I respect that person’s perspective, but I don’t think it is an either-or choice. I think it is a matter of choosing the level of risk with which we are comfortable, while still maintaining our identity. 

It is not as stark as choosing a “fear-based lockdown to all but ‘us’” kind of approach or choosing a “wide-open to anyone, anytime, come what may” approach. 

If we were to choose the latter, we might feel that stationing a few trained to “know” which visitor, which stranger needs “intervention” is enough. And it might be, if they’re not yet at the end of a progression to active shooter. If we can show empathy and compassion, perhaps that will make a difference in the heart and mind of a person nursing a grievance before they become an active shooter.

Is it right or fair to expect some ushers to be that bold and sensitive?

Maybe. But we also have to accept what we can’t control. It is just naïve to expect total safety and security in this day and time, in any place. You have to consider what you are willing to risk in order to live your values, which may be multiple values, and in some ways conflicting values. How much isolation did you choose or not choose during the pandemic? Was it worth it? Or did you close yourself off from most other human beings? Was that kind of isolation worth it? Perhaps it was, for you or your family.

But should we ask that of this place? If we lock the doors on Sunday mornings, are we the welcoming and bold faith we seek to be? How long before we aren’t a UU congregation anymore, especially if we were to choose a fear-based response?

How do we choose a love-based response? Whatever we choose, there is always the risk of loss of life. We must accept that.

The Knoxville UUs are still dealing with the trauma of what happened in their space 14 years ago.

They have learned to sit and stay in that space as long as it may take, in the unexplainable grief that comes when the fabric of what we know is ripped and rendered “less than.”

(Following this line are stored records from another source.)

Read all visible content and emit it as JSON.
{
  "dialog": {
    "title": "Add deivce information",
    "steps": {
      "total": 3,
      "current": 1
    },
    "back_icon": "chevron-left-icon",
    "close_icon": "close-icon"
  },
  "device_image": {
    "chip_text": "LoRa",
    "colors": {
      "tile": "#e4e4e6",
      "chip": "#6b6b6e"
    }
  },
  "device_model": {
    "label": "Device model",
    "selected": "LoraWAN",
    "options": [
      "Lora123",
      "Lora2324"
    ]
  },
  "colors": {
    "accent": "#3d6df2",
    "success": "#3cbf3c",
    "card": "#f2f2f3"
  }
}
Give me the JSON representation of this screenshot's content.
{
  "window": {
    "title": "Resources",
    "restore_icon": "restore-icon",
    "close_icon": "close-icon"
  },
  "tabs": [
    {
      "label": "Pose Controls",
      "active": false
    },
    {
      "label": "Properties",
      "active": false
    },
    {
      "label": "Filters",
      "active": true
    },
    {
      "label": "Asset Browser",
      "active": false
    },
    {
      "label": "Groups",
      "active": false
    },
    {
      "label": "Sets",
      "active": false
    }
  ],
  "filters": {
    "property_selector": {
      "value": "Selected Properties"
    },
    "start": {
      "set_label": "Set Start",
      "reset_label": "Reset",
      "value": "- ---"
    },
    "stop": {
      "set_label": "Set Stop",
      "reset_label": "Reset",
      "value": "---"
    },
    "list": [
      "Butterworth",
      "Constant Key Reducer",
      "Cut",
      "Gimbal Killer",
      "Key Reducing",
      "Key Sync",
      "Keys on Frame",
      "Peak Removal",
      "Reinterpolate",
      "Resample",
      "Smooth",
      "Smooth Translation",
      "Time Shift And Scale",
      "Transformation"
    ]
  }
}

Moving Forward by Sitting and Staying

“Are you sitting down?” These were not words I wanted to hear at the end of a day spent sheltering in place due to an active shooter situation in my small town—the second in ten years. But I sat down, took a deep breath, and began my journey alongside the friends and family of one of the victims, alongside a congregation and a community that had experienced a terrifying, confusing, inexplicable loss. I also began a journey through my own trauma and grief.

Six adults sitting in a circle comfort and listen to a seventh person, who appears distressed.

Traumatic experiences, by definition, make us feel overwhelmed, out of control, disconnected, and uncomprehending. Pain and grief are not pleasant feelings, either. I’m often tempted to travel as fast as I can through these uncomfortable places, but trauma defies my attempts to rush.

In the weeks and months following the shooting, I stayed in the midst of the pain by letting go of my need for control and tolerating the feelings of powerlessness. Healing wasn’t an intellectual process, but an embodied unfolding. I gave myself the space to be baffled and broken-hearted; to lament. I held space for other confused and grieving people, bearing witness to one another in love and celebrating the miraculous ways that together, we discovered a deeper resilience and a greater wisdom.

The paradox is this: the only way I’ve been able to move through trauma—my own or those of the ones I love—is to sit and stay. When I create space for what is real (however incomprehensible and heartbreaking and unbearably painful), my spirit heals. When I do this in community, I discover a deeper wisdom and a greater resilience. Somehow, the things that are too much to bear alone are bearable together.

Five years later, I got another “are you sitting down?” call. This one came when I was a continent away, supporting my mother after my stepfather’s death. “Do you need me to come home?” I asked.

“No,” said the voice on the other end of the line, a member of our lay pastoral ministry team. “You taught us how to do this. We’ll sit and stay and hold the space until you get back.”